Collins did caution that while she is optimistic for the future, the near term will still be faced with challenges. In particular, she noted that while new staff are being trained, some of the issues that have been plaguing the IRS will continue.

“As new employees are added, they must be trained.” Collins noted. “For most jobs, IRS does not maintain a separate cadre of instructors. Instead, experienced employees must be pulled off their regular caseloads to provide the initial training and act as on-the-job instructors. In the short run, that may mean that fewer employees are assisting taxpayers, particularly experienced employees who are likely to be the most effective trainers.”

2022 Challenges

Taking into consideration the time needed to train new employees, some of the challenges from 2022 that were highlighted in the report could still be an issue early into 2023.

That could mean ongoing processing and refund delays. The COVID-19 pandemic created a significant backlog of unprocessed returns and while the IRS has made strides to reducing that backlog, as of December 23, 2022, the agency reported it still has a backlogged inventory of about 400,000 individual tax returns and about 1 million business tax returns. It could also mean ongoing delays in processing taxpayer correspondence and other cases in the Accounts Management function.

Another issue that could linger as more employees are being trained is getting a live person on the telephone.

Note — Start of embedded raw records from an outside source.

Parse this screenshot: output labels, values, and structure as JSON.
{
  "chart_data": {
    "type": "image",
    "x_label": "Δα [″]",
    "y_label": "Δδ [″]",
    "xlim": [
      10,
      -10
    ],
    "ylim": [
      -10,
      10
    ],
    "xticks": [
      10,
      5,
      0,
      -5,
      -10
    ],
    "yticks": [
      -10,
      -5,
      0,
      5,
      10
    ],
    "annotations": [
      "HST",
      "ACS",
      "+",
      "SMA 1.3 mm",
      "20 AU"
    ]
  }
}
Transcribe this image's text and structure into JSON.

NTA reported that about one in eight calls from taxpayers to the agency made it through to a live person, with hold times for taxpayers averaged 29 minutes.

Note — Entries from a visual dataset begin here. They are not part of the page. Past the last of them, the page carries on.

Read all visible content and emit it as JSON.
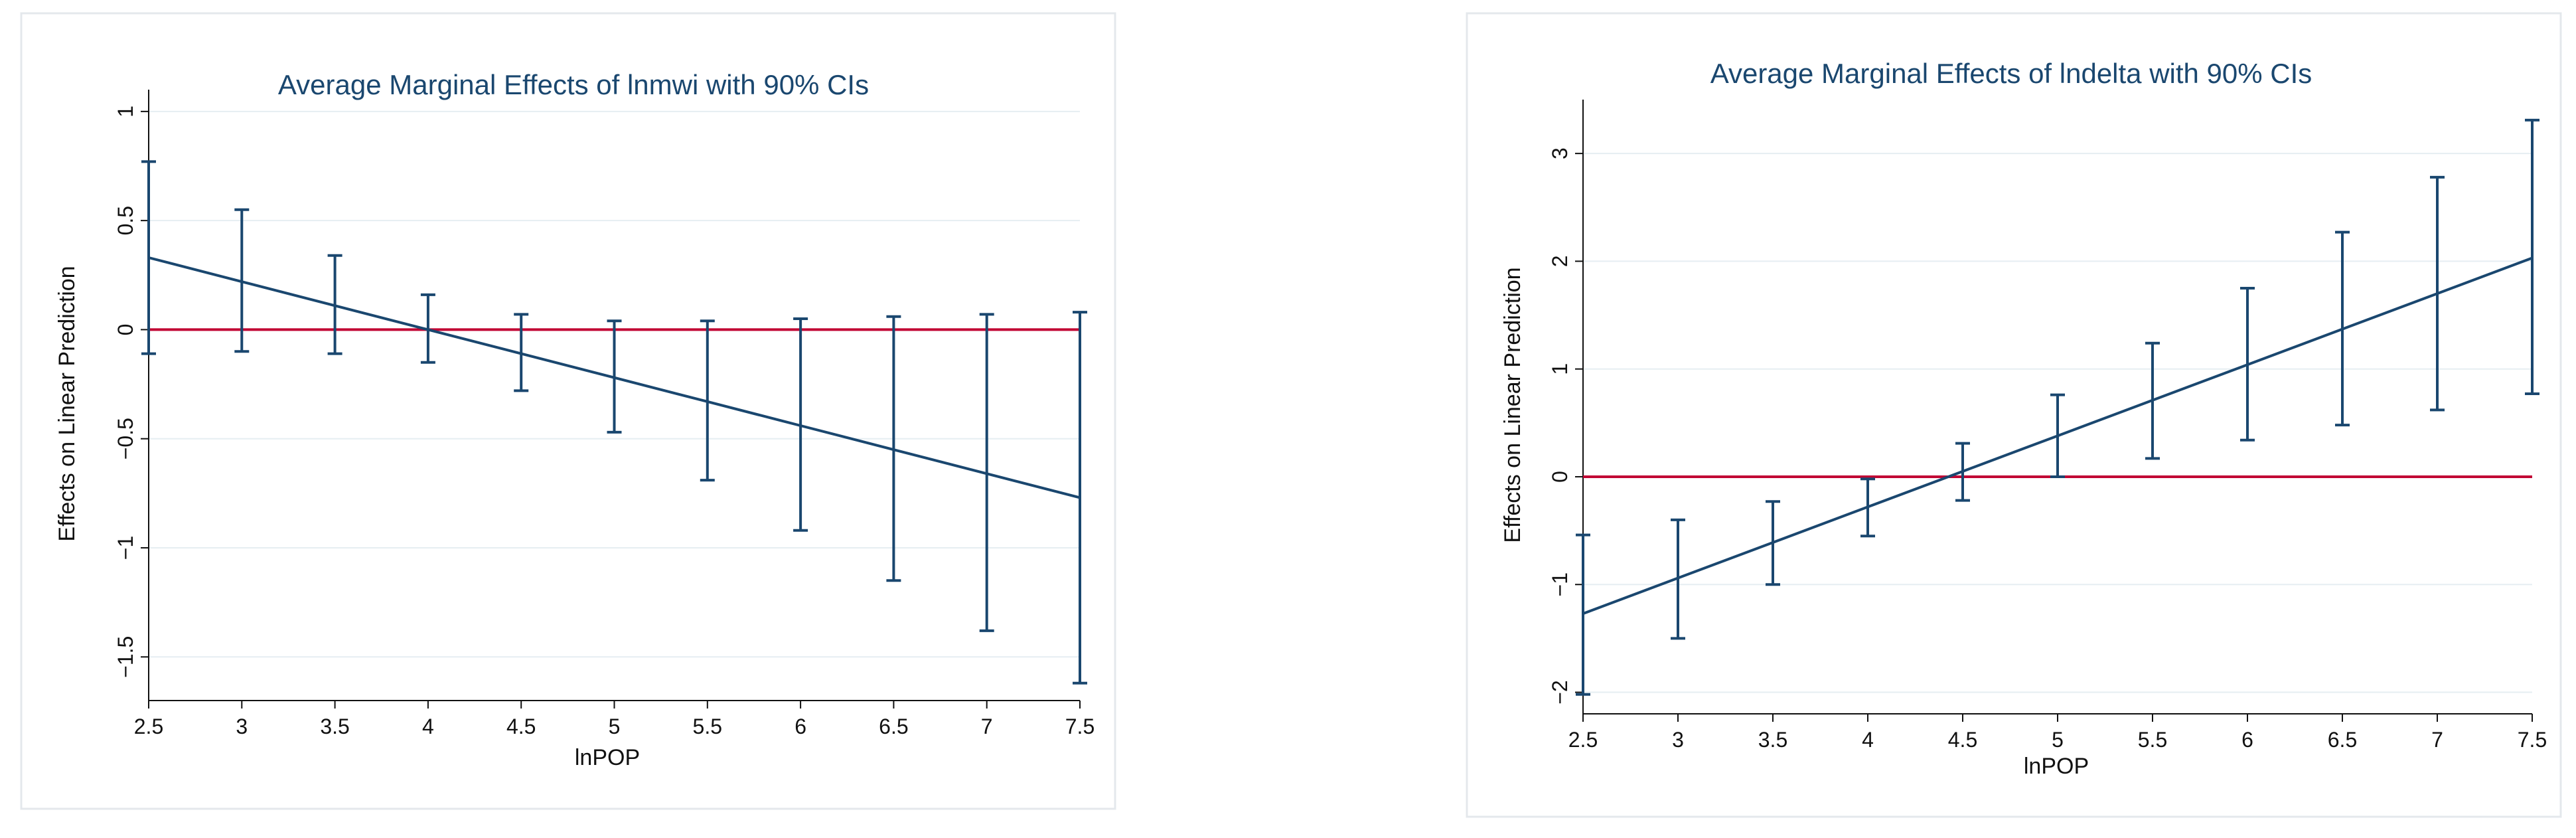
{
  "colors": {
    "series": "#1a476f",
    "reference": "#c10534",
    "title": "#1a476f"
  },
  "chart_data": [
    {
      "type": "line",
      "title": "Average Marginal Effects of lnmwi with 90% CIs",
      "xlabel": "lnPOP",
      "ylabel": "Effects on Linear Prediction",
      "xlim": [
        2.5,
        7.5
      ],
      "ylim": [
        -1.7,
        1.1
      ],
      "x_ticks": [
        2.5,
        3,
        3.5,
        4,
        4.5,
        5,
        5.5,
        6,
        6.5,
        7,
        7.5
      ],
      "x_tick_labels": [
        "2.5",
        "3",
        "3.5",
        "4",
        "4.5",
        "5",
        "5.5",
        "6",
        "6.5",
        "7",
        "7.5"
      ],
      "y_ticks": [
        -1.5,
        -1,
        -0.5,
        0,
        0.5,
        1
      ],
      "y_tick_labels": [
        "−1.5",
        "−1",
        "−0.5",
        "0",
        "0.5",
        "1"
      ],
      "reference_line_y": 0,
      "x": [
        2.5,
        3,
        3.5,
        4,
        4.5,
        5,
        5.5,
        6,
        6.5,
        7,
        7.5
      ],
      "estimate": [
        0.33,
        0.22,
        0.11,
        0.0,
        -0.11,
        -0.22,
        -0.33,
        -0.44,
        -0.55,
        -0.66,
        -0.77
      ],
      "ci_lower": [
        -0.11,
        -0.1,
        -0.11,
        -0.15,
        -0.28,
        -0.47,
        -0.69,
        -0.92,
        -1.15,
        -1.38,
        -1.62
      ],
      "ci_upper": [
        0.77,
        0.55,
        0.34,
        0.16,
        0.07,
        0.04,
        0.04,
        0.05,
        0.06,
        0.07,
        0.08
      ]
    },
    {
      "type": "line",
      "title": "Average Marginal Effects of lndelta with 90% CIs",
      "xlabel": "lnPOP",
      "ylabel": "Effects on Linear Prediction",
      "xlim": [
        2.5,
        7.5
      ],
      "ylim": [
        -2.2,
        3.5
      ],
      "x_ticks": [
        2.5,
        3,
        3.5,
        4,
        4.5,
        5,
        5.5,
        6,
        6.5,
        7,
        7.5
      ],
      "x_tick_labels": [
        "2.5",
        "3",
        "3.5",
        "4",
        "4.5",
        "5",
        "5.5",
        "6",
        "6.5",
        "7",
        "7.5"
      ],
      "y_ticks": [
        -2,
        -1,
        0,
        1,
        2,
        3
      ],
      "y_tick_labels": [
        "−2",
        "−1",
        "0",
        "1",
        "2",
        "3"
      ],
      "reference_line_y": 0,
      "x": [
        2.5,
        3,
        3.5,
        4,
        4.5,
        5,
        5.5,
        6,
        6.5,
        7,
        7.5
      ],
      "estimate": [
        -1.27,
        -0.94,
        -0.61,
        -0.28,
        0.05,
        0.38,
        0.71,
        1.04,
        1.37,
        1.7,
        2.03
      ],
      "ci_lower": [
        -2.02,
        -1.5,
        -1.0,
        -0.55,
        -0.22,
        0.0,
        0.17,
        0.34,
        0.48,
        0.62,
        0.77
      ],
      "ci_upper": [
        -0.54,
        -0.4,
        -0.23,
        -0.02,
        0.31,
        0.76,
        1.24,
        1.75,
        2.27,
        2.78,
        3.31
      ]
    }
  ]
}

Tax professionals were able to get through to a live person about ever one in six calls to the Practitioner Priority Service, with about 25 minutes of hold time on average.

“Tax professionals are key to a successful tax administration,” Collins wrote. “The challenges of the past three filing seasons have pushed tax professionals to their limits, raising client doubts in their abilities and created a loss of trust in the system.”

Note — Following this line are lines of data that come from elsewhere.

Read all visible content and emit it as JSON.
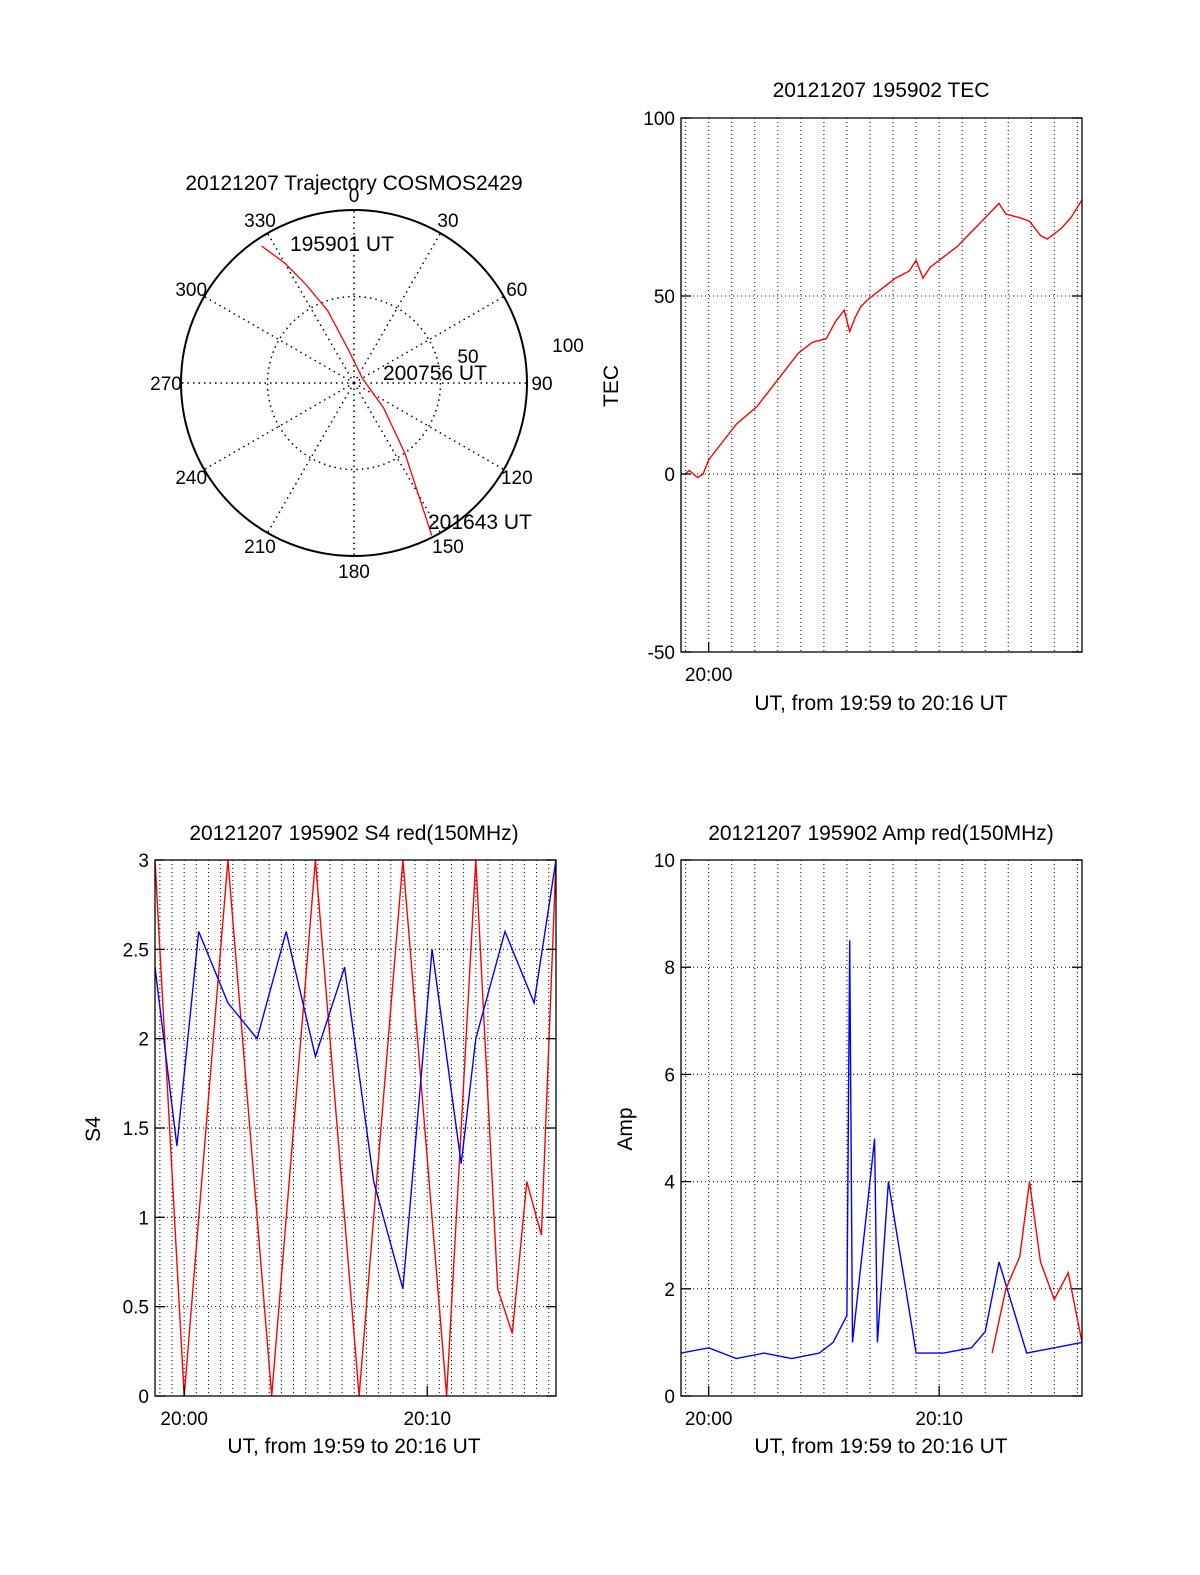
{
  "colors": {
    "red": "#ff0000",
    "blue": "#0000ff",
    "axis": "#000000"
  },
  "polar": {
    "title": "20121207 Trajectory COSMOS2429",
    "azimuth_labels": [
      "0",
      "30",
      "60",
      "90",
      "120",
      "150",
      "180",
      "210",
      "240",
      "270",
      "300",
      "330"
    ],
    "azimuths": [
      0,
      30,
      60,
      90,
      120,
      150,
      180,
      210,
      240,
      270,
      300,
      330
    ],
    "radial_labels": [
      "50",
      "100"
    ],
    "start_label": "195901 UT",
    "mid_label": "200756 UT",
    "end_label": "201643 UT",
    "trajectory": [
      {
        "az": 326,
        "zd": 86
      },
      {
        "az": 330,
        "zd": 72
      },
      {
        "az": 334,
        "zd": 57
      },
      {
        "az": 340,
        "zd": 40
      },
      {
        "az": 350,
        "zd": 18
      },
      {
        "az": 60,
        "zd": 5
      },
      {
        "az": 130,
        "zd": 20
      },
      {
        "az": 144,
        "zd": 45
      },
      {
        "az": 150,
        "zd": 67
      },
      {
        "az": 153,
        "zd": 89
      }
    ]
  },
  "chart_data": [
    {
      "type": "line",
      "title": "20121207 195902 TEC",
      "xlabel": "UT, from 19:59 to 20:16 UT",
      "ylabel": "TEC",
      "xlim": [
        19.98,
        20.27
      ],
      "ylim": [
        -50,
        100
      ],
      "xticks": [
        {
          "value": 20.0,
          "label": "20:00"
        }
      ],
      "yticks": [
        {
          "value": -50,
          "label": "-50"
        },
        {
          "value": 0,
          "label": "0"
        },
        {
          "value": 50,
          "label": "50"
        },
        {
          "value": 100,
          "label": "100"
        }
      ],
      "series": [
        {
          "color": "#ff0000",
          "x": [
            19.983,
            19.986,
            19.992,
            19.996,
            20.0,
            20.01,
            20.02,
            20.035,
            20.045,
            20.055,
            20.065,
            20.075,
            20.085,
            20.092,
            20.098,
            20.102,
            20.106,
            20.11,
            20.115,
            20.125,
            20.135,
            20.145,
            20.15,
            20.155,
            20.16,
            20.17,
            20.18,
            20.19,
            20.2,
            20.21,
            20.215,
            20.225,
            20.232,
            20.24,
            20.245,
            20.255,
            20.262,
            20.27
          ],
          "y": [
            0,
            1,
            -1,
            0,
            4,
            9,
            14,
            19,
            24,
            29,
            34,
            37,
            38,
            43,
            46,
            40,
            44,
            47,
            49,
            52,
            55,
            57,
            60,
            55,
            58,
            61,
            64,
            68,
            72,
            76,
            73,
            72,
            71,
            67,
            66,
            69,
            72,
            77
          ]
        }
      ]
    },
    {
      "type": "line",
      "title": "20121207 195902 S4 red(150MHz)",
      "xlabel": "UT, from 19:59 to 20:16 UT",
      "ylabel": "S4",
      "xlim": [
        19.98,
        20.255
      ],
      "ylim": [
        0,
        3
      ],
      "xticks": [
        {
          "value": 20.0,
          "label": "20:00"
        },
        {
          "value": 20.1667,
          "label": "20:10"
        }
      ],
      "yticks": [
        {
          "value": 0,
          "label": "0"
        },
        {
          "value": 0.5,
          "label": "0.5"
        },
        {
          "value": 1,
          "label": "1"
        },
        {
          "value": 1.5,
          "label": "1.5"
        },
        {
          "value": 2,
          "label": "2"
        },
        {
          "value": 2.5,
          "label": "2.5"
        },
        {
          "value": 3,
          "label": "3"
        }
      ],
      "series": [
        {
          "color": "#ff0000",
          "x": [
            19.98,
            20.0,
            20.03,
            20.06,
            20.09,
            20.12,
            20.15,
            20.18,
            20.2,
            20.215,
            20.225,
            20.235,
            20.245,
            20.255
          ],
          "y": [
            3,
            0,
            3,
            0,
            3,
            0,
            3,
            0,
            3,
            0.6,
            0.35,
            1.2,
            0.9,
            3
          ]
        },
        {
          "color": "#0000ff",
          "x": [
            19.98,
            19.995,
            20.01,
            20.03,
            20.05,
            20.07,
            20.09,
            20.11,
            20.13,
            20.15,
            20.17,
            20.19,
            20.2,
            20.22,
            20.24,
            20.255
          ],
          "y": [
            2.4,
            1.4,
            2.6,
            2.2,
            2.0,
            2.6,
            1.9,
            2.4,
            1.2,
            0.6,
            2.5,
            1.3,
            2.0,
            2.6,
            2.2,
            3
          ]
        }
      ]
    },
    {
      "type": "line",
      "title": "20121207 195902 Amp red(150MHz)",
      "xlabel": "UT, from 19:59 to 20:16 UT",
      "ylabel": "Amp",
      "xlim": [
        19.98,
        20.27
      ],
      "ylim": [
        0,
        10
      ],
      "xticks": [
        {
          "value": 20.0,
          "label": "20:00"
        },
        {
          "value": 20.1667,
          "label": "20:10"
        }
      ],
      "yticks": [
        {
          "value": 0,
          "label": "0"
        },
        {
          "value": 2,
          "label": "2"
        },
        {
          "value": 4,
          "label": "4"
        },
        {
          "value": 6,
          "label": "6"
        },
        {
          "value": 8,
          "label": "8"
        },
        {
          "value": 10,
          "label": "10"
        }
      ],
      "series": [
        {
          "color": "#0000ff",
          "x": [
            19.98,
            20.0,
            20.02,
            20.04,
            20.06,
            20.08,
            20.09,
            20.1,
            20.102,
            20.104,
            20.12,
            20.122,
            20.13,
            20.15,
            20.17,
            20.19,
            20.2,
            20.21,
            20.23,
            20.25,
            20.27
          ],
          "y": [
            0.8,
            0.9,
            0.7,
            0.8,
            0.7,
            0.8,
            1.0,
            1.5,
            8.5,
            1.0,
            4.8,
            1.0,
            4.0,
            0.8,
            0.8,
            0.9,
            1.2,
            2.5,
            0.8,
            0.9,
            1.0
          ]
        },
        {
          "color": "#ff0000",
          "x": [
            20.205,
            20.215,
            20.225,
            20.232,
            20.24,
            20.25,
            20.26,
            20.27
          ],
          "y": [
            0.8,
            2.0,
            2.6,
            4.0,
            2.5,
            1.8,
            2.3,
            1.0
          ]
        }
      ]
    }
  ]
}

The report makes a number of recommendations both to the IRS and legislative recommendations to strengthen taxpayer rights and improve tax administration.

To the IRS, Collins recommends a couple of employee-related items – hiring and training more human resource employees to manage the hiring of all agency employees and ensuring all IRS employees are well-trained to do their jobs.

On the IT front, she also recommended improvements to online account accessibility and functionality to make them comparable to private financial institutions’ online accounts, as well as temporarily expand the uses of the documentation upload tool or similar technology. Also, there was a call to enable all taxpayers to e-file their tax returns.

Among the legislative recommendations are amending the “lookback period” to allow tax refunds for certain taxpayers who took advantage of the postponed filing deadlines due to COVID-19; establish minimum standards for paid tax preparers; expand the U.S. Tax Court’s jurisdiction to adjudicate refund cases and assessable penalties; modify the requirement that written receipts acknowledge charitable contributions must predate the filing of a tax return; and make the Earned Income Tax Credit structure simpler.